Left-of-center "Pagina 12" carries an interview with
Argentine President Nestor Kirchner, who opines
(05/21) "... I believe there will be an interesting
political change in the US. I think the role of Brazil
and Venezuela is very important for the region... The
US has not even remembered about the region, this is
reality. It proposes FTAs that are unacceptable in the
current framework. With a different US, one that could
be more integrated to the region, everything would be
easier.

"Asked whether the fact that the US has not set its
eyes on the region may have been a circumstantial
relative advantage, Kirchner answers 'It is a relative
advantage with this policy, and it is a relative
disadvantage if there is a more integrating policy for
the region.'"

- "South, a wall, and after that..."




Jorge Elias, columnist of daily-of-record "La Nacion,"
writes (05/21) "... Globalization, ruled by an alleged
freedom of movement, turned out to the be the victim
of a cruel contradiction - if Germany's reunification
and the end of the Soviet Union were reasons to be
glad, why do the wealthiest countries fence the
Southern border... vis--vis the virtual risk posed by
an invasion of those who, due to the lack of
opportunities in their countries of origin, have to
abandon their homes and families in search for a
better future?

"... Every wall means a more or less painful scar that
protects some while expelling others. Neither the US
nor Australia, nor Mexico, nor Argentina, nor any
other country that was generous with immigrants would
not have conceived of with walls."

- "US: racist groups increase and Hispanics are the
new target"

Ana Baron, Washington-based correspondent for leading
"Clarin," writes (05/22) "... The latest pro-
immigration demonstrations that took place in several
cities of the US demonstrated the extreme racism still
prevailing in some US groups. In response to those
demonstrations, the neo-Nazi Movement, the Ku Klux
Klan, the Skinheads and other reactionary groups
openly called to terrorist violence including
operations with car bombs, attacks with machine guns,
and murders of members of the US congress and Senate.

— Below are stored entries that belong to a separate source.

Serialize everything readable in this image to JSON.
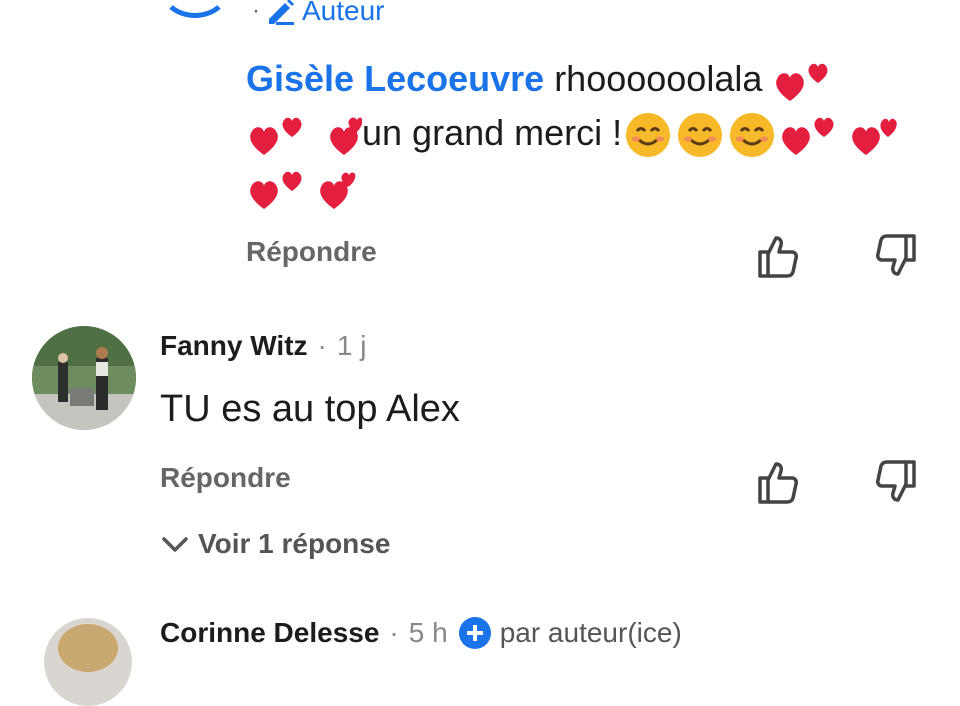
{
  "top_reply": {
    "badge_label": "Auteur",
    "author": "Gisèle Lecoeuvre",
    "text_line1": "rhoooooolala",
    "text_line2": "un grand merci !",
    "reply_label": "Répondre"
  },
  "comment": {
    "author": "Fanny Witz",
    "time": "1 j",
    "text": "TU es au top Alex",
    "reply_label": "Répondre",
    "see_replies_label": "Voir 1 réponse"
  },
  "bottom_comment": {
    "author": "Corinne Delesse",
    "time": "5 h",
    "badge_label": "par auteur(ice)"
  },
  "icons": [
    "thumbs-up-icon",
    "thumbs-down-icon",
    "pencil-icon",
    "chevron-down-icon",
    "red-hearts-emoji",
    "smiling-face-emoji"
  ],
  "colors": {
    "accent": "#1a73e8",
    "heart": "#e41e3f",
    "emoji_face": "#f7b829"
  }
}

"According to a former journalist of The Miami Herald
and the USA Today who now works for the Southern
Poverty Law Center, 'The number of neo-Nazi groups
operating in the US went from 762 in 2004 to 803 in

2005. During the last five years there has been a 33%
increase. There are many reasons to explain this
increase, but the increase in the number of Hispanic
immigrants is the most important one.'"

- "K(irchner)'s Braden"

Jorge Lanata, contributor to centrist "Perfil," writes
(05/21) "... Mr. Wayne does not speak Spanish and does
not know our region well but, according to him, during
his job as US Assistant Secretary for Economic and
Business Affairs during the Clinton administration,
'the first thing I used to do in the morning was check
what was going on with the Argentine economy'...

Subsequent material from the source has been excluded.